Aquel negocio estaba regentado por un chaval de rostro agitanado: ojos negros, pelo negro –brillante y ensortijado- y nariz ganchuda. No tendría más de veinte años.

-Nos das dos botellines de agua, por favor.

-Ahora mismo caballero. Tenga, son seis euros.

-¿Seis euros?,- pregunté perplejo- ¿Por dos botellines de treinta y tres centímetros? (creo que esto del volumen no lo entendió).

-Sí –me contestó el chaval- A tres euros, caballero.

(Educado sí era el chaval)

-Entre tanto me había caído simpático. ¿Sabes el dinero que me estás pidiendo? –le dije sonriendo-. ¡Nos estás vendiendo el agua siete veces más cara que la gasolina! ¿No te parece un porcentaje desproporcionado?

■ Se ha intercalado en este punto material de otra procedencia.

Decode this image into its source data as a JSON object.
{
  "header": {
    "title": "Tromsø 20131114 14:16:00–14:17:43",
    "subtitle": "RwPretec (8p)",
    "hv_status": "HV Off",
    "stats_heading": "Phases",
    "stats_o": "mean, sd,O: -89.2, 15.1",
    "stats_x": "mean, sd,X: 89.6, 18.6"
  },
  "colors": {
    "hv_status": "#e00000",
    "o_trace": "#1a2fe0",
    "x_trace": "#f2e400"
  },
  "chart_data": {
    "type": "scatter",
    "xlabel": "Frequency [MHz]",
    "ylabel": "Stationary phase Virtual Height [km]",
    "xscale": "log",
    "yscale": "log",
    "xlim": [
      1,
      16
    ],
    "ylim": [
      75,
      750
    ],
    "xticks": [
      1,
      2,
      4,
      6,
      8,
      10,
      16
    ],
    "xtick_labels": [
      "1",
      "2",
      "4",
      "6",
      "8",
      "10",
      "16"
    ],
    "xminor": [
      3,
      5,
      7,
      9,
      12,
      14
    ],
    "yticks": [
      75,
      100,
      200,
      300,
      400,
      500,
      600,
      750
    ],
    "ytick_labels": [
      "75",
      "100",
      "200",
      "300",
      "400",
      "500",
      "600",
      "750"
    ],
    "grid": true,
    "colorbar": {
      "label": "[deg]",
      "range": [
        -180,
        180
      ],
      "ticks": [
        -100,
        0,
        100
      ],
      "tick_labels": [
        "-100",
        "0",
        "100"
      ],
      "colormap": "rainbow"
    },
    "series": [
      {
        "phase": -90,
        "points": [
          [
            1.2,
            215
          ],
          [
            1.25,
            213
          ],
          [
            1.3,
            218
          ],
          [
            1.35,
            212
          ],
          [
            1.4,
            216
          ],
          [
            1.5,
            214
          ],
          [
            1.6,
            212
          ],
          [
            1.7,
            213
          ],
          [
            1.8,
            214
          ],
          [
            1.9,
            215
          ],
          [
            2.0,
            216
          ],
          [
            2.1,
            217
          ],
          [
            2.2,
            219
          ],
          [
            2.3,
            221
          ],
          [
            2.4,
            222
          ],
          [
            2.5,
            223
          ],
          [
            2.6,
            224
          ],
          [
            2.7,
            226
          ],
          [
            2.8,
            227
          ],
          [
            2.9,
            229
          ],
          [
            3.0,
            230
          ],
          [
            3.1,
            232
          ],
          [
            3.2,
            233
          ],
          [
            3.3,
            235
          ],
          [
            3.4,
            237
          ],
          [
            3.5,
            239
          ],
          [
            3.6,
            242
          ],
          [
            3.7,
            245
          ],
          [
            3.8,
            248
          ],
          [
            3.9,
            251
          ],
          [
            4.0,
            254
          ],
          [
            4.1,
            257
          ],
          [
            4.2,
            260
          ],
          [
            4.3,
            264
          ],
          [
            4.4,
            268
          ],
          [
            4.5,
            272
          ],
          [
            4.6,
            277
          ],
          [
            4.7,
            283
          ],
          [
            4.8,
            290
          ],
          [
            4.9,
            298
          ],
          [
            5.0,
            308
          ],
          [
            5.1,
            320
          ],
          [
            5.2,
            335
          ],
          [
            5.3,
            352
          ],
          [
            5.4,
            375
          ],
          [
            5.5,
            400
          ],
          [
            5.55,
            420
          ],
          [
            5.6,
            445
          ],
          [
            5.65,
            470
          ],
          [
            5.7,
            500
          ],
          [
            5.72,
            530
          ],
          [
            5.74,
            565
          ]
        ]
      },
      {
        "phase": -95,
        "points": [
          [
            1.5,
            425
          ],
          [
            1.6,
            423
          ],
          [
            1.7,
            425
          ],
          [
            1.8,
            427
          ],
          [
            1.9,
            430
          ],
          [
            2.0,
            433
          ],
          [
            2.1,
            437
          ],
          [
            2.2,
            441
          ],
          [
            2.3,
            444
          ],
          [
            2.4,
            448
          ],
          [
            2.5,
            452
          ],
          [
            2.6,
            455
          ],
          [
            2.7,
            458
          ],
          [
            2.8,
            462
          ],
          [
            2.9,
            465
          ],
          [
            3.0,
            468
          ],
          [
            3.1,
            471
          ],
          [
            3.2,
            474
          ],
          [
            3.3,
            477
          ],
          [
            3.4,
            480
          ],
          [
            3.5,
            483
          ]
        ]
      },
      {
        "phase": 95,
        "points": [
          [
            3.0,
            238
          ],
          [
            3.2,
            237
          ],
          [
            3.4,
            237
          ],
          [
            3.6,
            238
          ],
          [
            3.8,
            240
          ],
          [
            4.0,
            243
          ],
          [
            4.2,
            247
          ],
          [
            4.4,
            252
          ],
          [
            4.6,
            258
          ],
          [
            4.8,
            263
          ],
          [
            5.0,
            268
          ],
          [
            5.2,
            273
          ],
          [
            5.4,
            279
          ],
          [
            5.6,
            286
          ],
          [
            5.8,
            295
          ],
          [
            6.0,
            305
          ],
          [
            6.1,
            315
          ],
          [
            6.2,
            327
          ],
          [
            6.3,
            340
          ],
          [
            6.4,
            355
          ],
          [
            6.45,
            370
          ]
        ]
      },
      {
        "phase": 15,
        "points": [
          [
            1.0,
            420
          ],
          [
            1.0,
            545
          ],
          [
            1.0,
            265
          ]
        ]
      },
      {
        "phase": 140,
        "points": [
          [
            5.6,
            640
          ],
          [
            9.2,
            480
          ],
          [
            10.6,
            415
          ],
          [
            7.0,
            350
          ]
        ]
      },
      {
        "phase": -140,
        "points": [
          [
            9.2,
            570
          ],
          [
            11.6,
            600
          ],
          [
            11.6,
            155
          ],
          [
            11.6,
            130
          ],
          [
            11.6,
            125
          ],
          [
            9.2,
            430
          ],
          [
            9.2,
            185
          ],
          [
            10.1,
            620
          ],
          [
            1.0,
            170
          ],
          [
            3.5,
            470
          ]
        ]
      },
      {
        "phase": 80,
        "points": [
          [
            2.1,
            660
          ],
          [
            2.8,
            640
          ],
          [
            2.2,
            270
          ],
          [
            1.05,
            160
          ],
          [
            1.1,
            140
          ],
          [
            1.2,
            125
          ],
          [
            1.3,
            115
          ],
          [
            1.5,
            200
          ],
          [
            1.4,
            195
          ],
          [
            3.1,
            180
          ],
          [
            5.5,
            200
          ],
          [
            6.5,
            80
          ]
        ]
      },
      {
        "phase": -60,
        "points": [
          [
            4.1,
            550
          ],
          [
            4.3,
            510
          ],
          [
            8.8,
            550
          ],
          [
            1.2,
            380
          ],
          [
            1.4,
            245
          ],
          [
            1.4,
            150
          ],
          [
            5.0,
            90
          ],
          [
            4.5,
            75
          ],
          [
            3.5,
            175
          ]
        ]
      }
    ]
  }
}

- Yo no entiendo de porcentajes, señorito –dijo frunciendo el ceño- (el chaval había cogido confianza y me había rebajado la categoría). Pero el agua está elá (juro que lo dijo sin hache).

-Vale, vale, no te enfades. Mira te contaré una pequeña historia: “Tendría yo unos quince o dieciséis años cuando venía al fútbol con cierta frecuencia; de esto hace casi cincuenta años. Aquí en el mismo sitio en el que has plantado tu tenderete, había un señor que traía un burro con cuatro botijos –grandes, de color grisáceo y transpirando frescura- en las albardas, dos a cada lado del jumento. ¿A lo mejor era tu bisabuelo?

- Mi abuelo sí tiene un borriquillo –comentó el chico contento con la historia.

-Por una peseta –continué-, es decir por menos de diez céntimos de ahora, nos dejaba beber de sus botijos el trago más largo que fuéramos capaces de ingerir.”

El chaval no supo que decir. Seguro que se nos quedó mirando mientras bajábamos por la Castellana buscando un taxis y bebiéndonos los botellines que por cierto estaban helados.